Do you think there might be a little bit of a stigma for young people nowadays if they identify themselves as religious in general or as practicing Christians/Catholics in particular?

I feel like that is the case, that actually people like – have you read The God Delusion by Richard Dawkins? – people like him basically says that people who believe in God are deluded. And it seems to be a way for liberal people to believe they are unprejudiced but they’re actually prejudiced against religious people. So, they could not like Muslims and predicate it on the fact that they’re deluded or misogynists and all the rest of it. Or they could say that Catholics are all paedophiles or something. It’s easy and often not thought through. I think it’s difficult for young people to feel like they can explore their religious faith. You know, I’m very limited, but I like who I am. I’ve got prejudices, like everyone else, but being happy in who you are is a great message to others. Also, I’m happy to talk to everyone, I don’t care at all.

 

You’ve long been an advocate for LGBT people being able to get married here at RHUL, can you talk a little bit about that?

We’re nearly there with that, I think we’re getting to the final stages of getting approval for it to happen. I suppose that the reason actually comes from the Book of Genesis: one of the first lines, one of the first things God says is that it’s not good for humans to be alone. I think that loneliness is the most crippling and destructive thing to happen to people. And many gay people feel really isolated and alone and have absorbed homophobia into their hearts and minds and I think that this feeling of rejection and loneliness is one of the reasons that people in the gay community don’t have relationships for very long because, actually, they’re quite insecure about themselves. Actually, if you think about it, to help people have stable relationships and to have the confidence to have someone else love them is a great thing – whatever else you think of them. It’s really important for them to have that. For a university that’s committed to inclusion and, actually, has this spectacular chapel that was intended to be inclusive from the beginning (RHUL’s founder prevented sectarian exclusion), I think it’s very important to allow gay people to get married at RHUL’s chapel. And, I have many friends who are gay and are married and are very happy. Before that, they had very rough experiences and so, I’m thinking, this must be a good thing.

What would you say to someone who might feel like they’ve lost their faith and are struggling to find it again?

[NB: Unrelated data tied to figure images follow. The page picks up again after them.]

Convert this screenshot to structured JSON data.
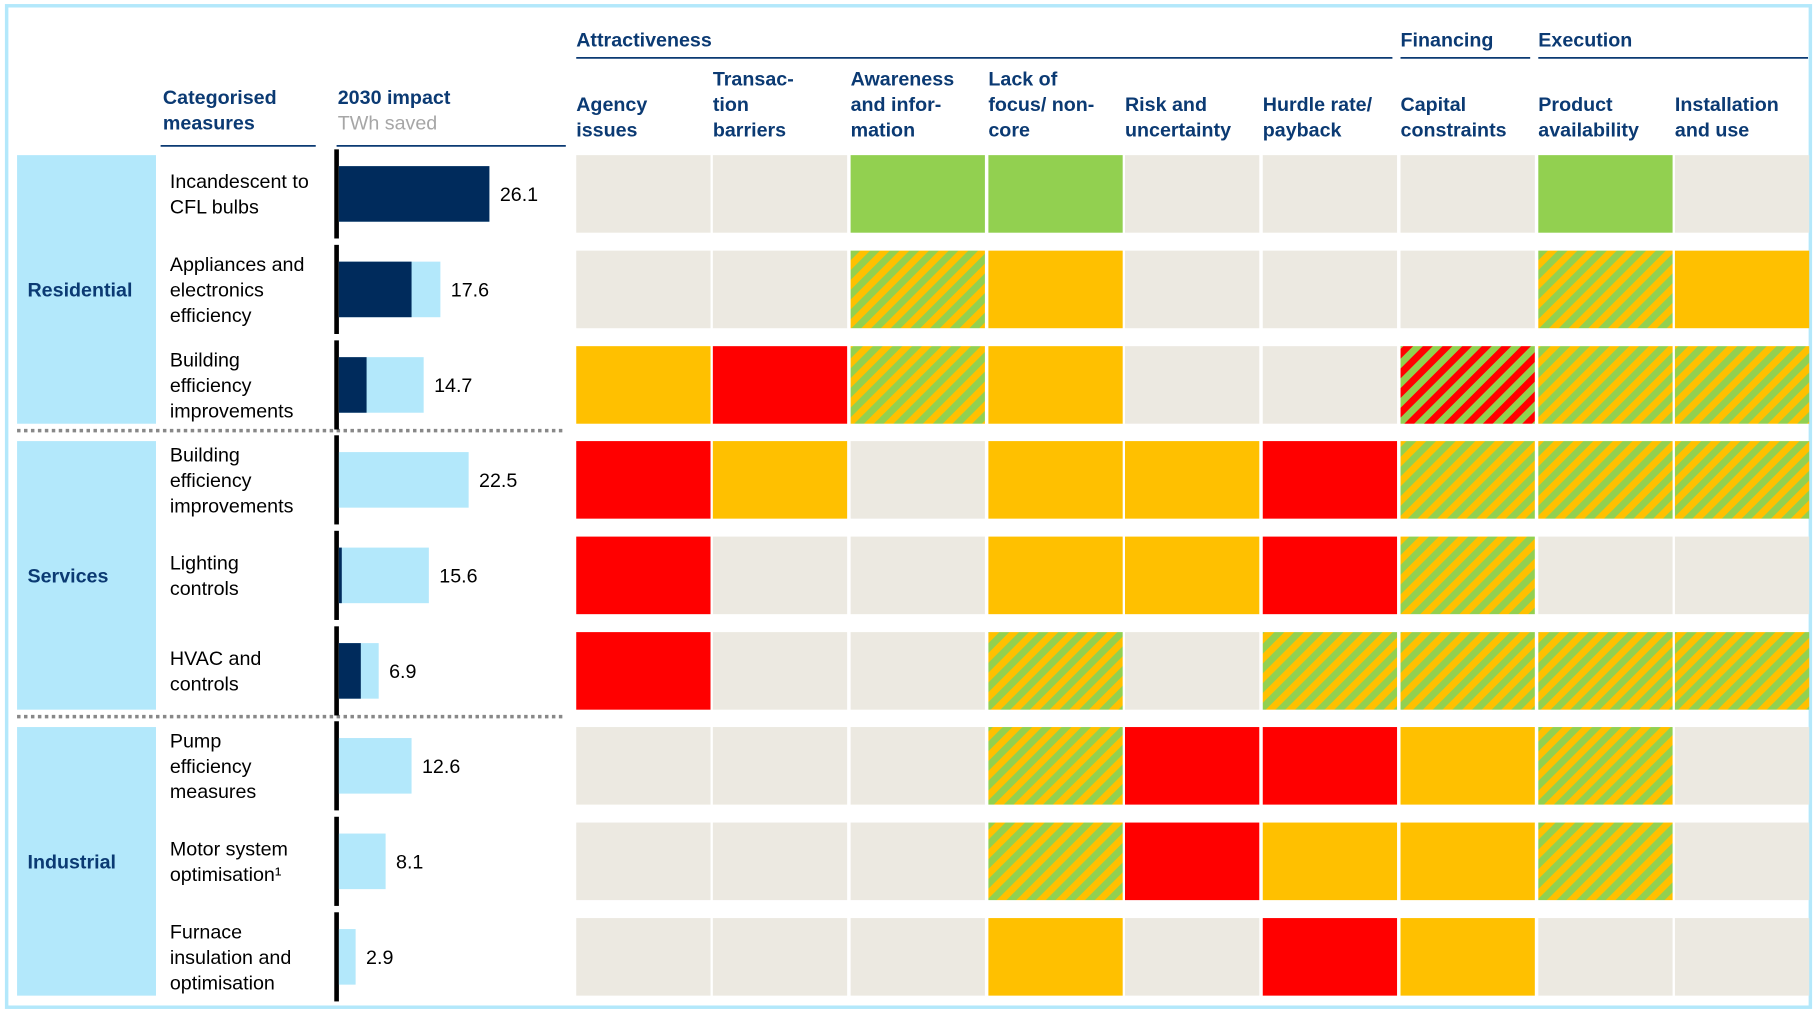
{
  "header": {
    "categories_label": [
      "Categorised",
      "measures"
    ],
    "impact_label": "2030 impact",
    "impact_unit": "TWh saved",
    "groups": [
      {
        "name": "Attractiveness",
        "span": 6
      },
      {
        "name": "Financing",
        "span": 1
      },
      {
        "name": "Execution",
        "span": 2
      }
    ],
    "columns": [
      [
        "Agency",
        "issues"
      ],
      [
        "Transac-",
        "tion",
        "barriers"
      ],
      [
        "Awareness",
        "and infor-",
        "mation"
      ],
      [
        "Lack of",
        "focus/ non-",
        "core"
      ],
      [
        "Risk and",
        "uncertainty"
      ],
      [
        "Hurdle rate/",
        "payback"
      ],
      [
        "Capital",
        "constraints"
      ],
      [
        "Product",
        "availability"
      ],
      [
        "Installation",
        "and use"
      ]
    ]
  },
  "bar_colors": {
    "dark": "#002b5c",
    "light": "#b3e8fb"
  },
  "impact_scale": [
    0,
    26.1
  ],
  "sectors": [
    {
      "name": "Residential",
      "measures": [
        {
          "label": [
            "Incandescent to",
            "CFL bulbs"
          ],
          "impact": 26.1,
          "dark": 26.1,
          "cells": [
            [
              "#ece9e1"
            ],
            [
              "#ece9e1"
            ],
            [
              "#92d050"
            ],
            [
              "#92d050"
            ],
            [
              "#ece9e1"
            ],
            [
              "#ece9e1"
            ],
            [
              "#ece9e1"
            ],
            [
              "#92d050"
            ],
            [
              "#ece9e1"
            ]
          ]
        },
        {
          "label": [
            "Appliances and",
            "electronics",
            "efficiency"
          ],
          "impact": 17.6,
          "dark": 12.6,
          "cells": [
            [
              "#ece9e1"
            ],
            [
              "#ece9e1"
            ],
            [
              "#92d050",
              "#ffc000"
            ],
            [
              "#ffc000"
            ],
            [
              "#ece9e1"
            ],
            [
              "#ece9e1"
            ],
            [
              "#ece9e1"
            ],
            [
              "#92d050",
              "#ffc000"
            ],
            [
              "#ffc000"
            ]
          ]
        },
        {
          "label": [
            "Building",
            "efficiency",
            "improvements"
          ],
          "impact": 14.7,
          "dark": 4.8,
          "cells": [
            [
              "#ffc000"
            ],
            [
              "#ff0000"
            ],
            [
              "#92d050",
              "#ffc000"
            ],
            [
              "#ffc000"
            ],
            [
              "#ece9e1"
            ],
            [
              "#ece9e1"
            ],
            [
              "#ff0000",
              "#92d050"
            ],
            [
              "#92d050",
              "#ffc000"
            ],
            [
              "#92d050",
              "#ffc000"
            ]
          ]
        }
      ]
    },
    {
      "name": "Services",
      "measures": [
        {
          "label": [
            "Building",
            "efficiency",
            "improvements"
          ],
          "impact": 22.5,
          "dark": 0,
          "cells": [
            [
              "#ff0000"
            ],
            [
              "#ffc000"
            ],
            [
              "#ece9e1"
            ],
            [
              "#ffc000"
            ],
            [
              "#ffc000"
            ],
            [
              "#ff0000"
            ],
            [
              "#92d050",
              "#ffc000"
            ],
            [
              "#92d050",
              "#ffc000"
            ],
            [
              "#92d050",
              "#ffc000"
            ]
          ]
        },
        {
          "label": [
            "Lighting",
            "controls"
          ],
          "impact": 15.6,
          "dark": 0.5,
          "cells": [
            [
              "#ff0000"
            ],
            [
              "#ece9e1"
            ],
            [
              "#ece9e1"
            ],
            [
              "#ffc000"
            ],
            [
              "#ffc000"
            ],
            [
              "#ff0000"
            ],
            [
              "#92d050",
              "#ffc000"
            ],
            [
              "#ece9e1"
            ],
            [
              "#ece9e1"
            ]
          ]
        },
        {
          "label": [
            "HVAC and",
            "controls"
          ],
          "impact": 6.9,
          "dark": 3.8,
          "cells": [
            [
              "#ff0000"
            ],
            [
              "#ece9e1"
            ],
            [
              "#ece9e1"
            ],
            [
              "#92d050",
              "#ffc000"
            ],
            [
              "#ece9e1"
            ],
            [
              "#92d050",
              "#ffc000"
            ],
            [
              "#92d050",
              "#ffc000"
            ],
            [
              "#92d050",
              "#ffc000"
            ],
            [
              "#92d050",
              "#ffc000"
            ]
          ]
        }
      ]
    },
    {
      "name": "Industrial",
      "measures": [
        {
          "label": [
            "Pump",
            "efficiency",
            "measures"
          ],
          "impact": 12.6,
          "dark": 0,
          "cells": [
            [
              "#ece9e1"
            ],
            [
              "#ece9e1"
            ],
            [
              "#ece9e1"
            ],
            [
              "#92d050",
              "#ffc000"
            ],
            [
              "#ff0000"
            ],
            [
              "#ff0000"
            ],
            [
              "#ffc000"
            ],
            [
              "#92d050",
              "#ffc000"
            ],
            [
              "#ece9e1"
            ]
          ]
        },
        {
          "label": [
            "Motor system",
            "optimisation¹"
          ],
          "impact": 8.1,
          "dark": 0,
          "cells": [
            [
              "#ece9e1"
            ],
            [
              "#ece9e1"
            ],
            [
              "#ece9e1"
            ],
            [
              "#92d050",
              "#ffc000"
            ],
            [
              "#ff0000"
            ],
            [
              "#ffc000"
            ],
            [
              "#ffc000"
            ],
            [
              "#92d050",
              "#ffc000"
            ],
            [
              "#ece9e1"
            ]
          ]
        },
        {
          "label": [
            "Furnace",
            "insulation and",
            "optimisation"
          ],
          "impact": 2.9,
          "dark": 0,
          "cells": [
            [
              "#ece9e1"
            ],
            [
              "#ece9e1"
            ],
            [
              "#ece9e1"
            ],
            [
              "#ffc000"
            ],
            [
              "#ece9e1"
            ],
            [
              "#ff0000"
            ],
            [
              "#ffc000"
            ],
            [
              "#ece9e1"
            ],
            [
              "#ece9e1"
            ]
          ]
        }
      ]
    }
  ]
}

Everyone comes with baggage. If you think about Jesus crying out on the cross (My God My God why have you abandoned me), it’s one of the strangest things to see in any religious text – to see that the Son of God has said that God has abandoned him. So, it seems to be a part of people’s life experiences where they go through really dark patches and at the heart of it is this sense of rejection. He also cries out “Father forgive them for they know not what they do” as this kind of questioning of “How do you get through this period of anger and darkness?” And the answer is forgiveness – forgiving yourself, forgiving other people etc. It’s important to help people who are struggling and listen to their struggles. We’ve got to realise that terrible things happen and that people feel really bitter and hurt by it, but we have to help them move on and move through the pain towards resolution, acceptance and growth. That’s what we’re about.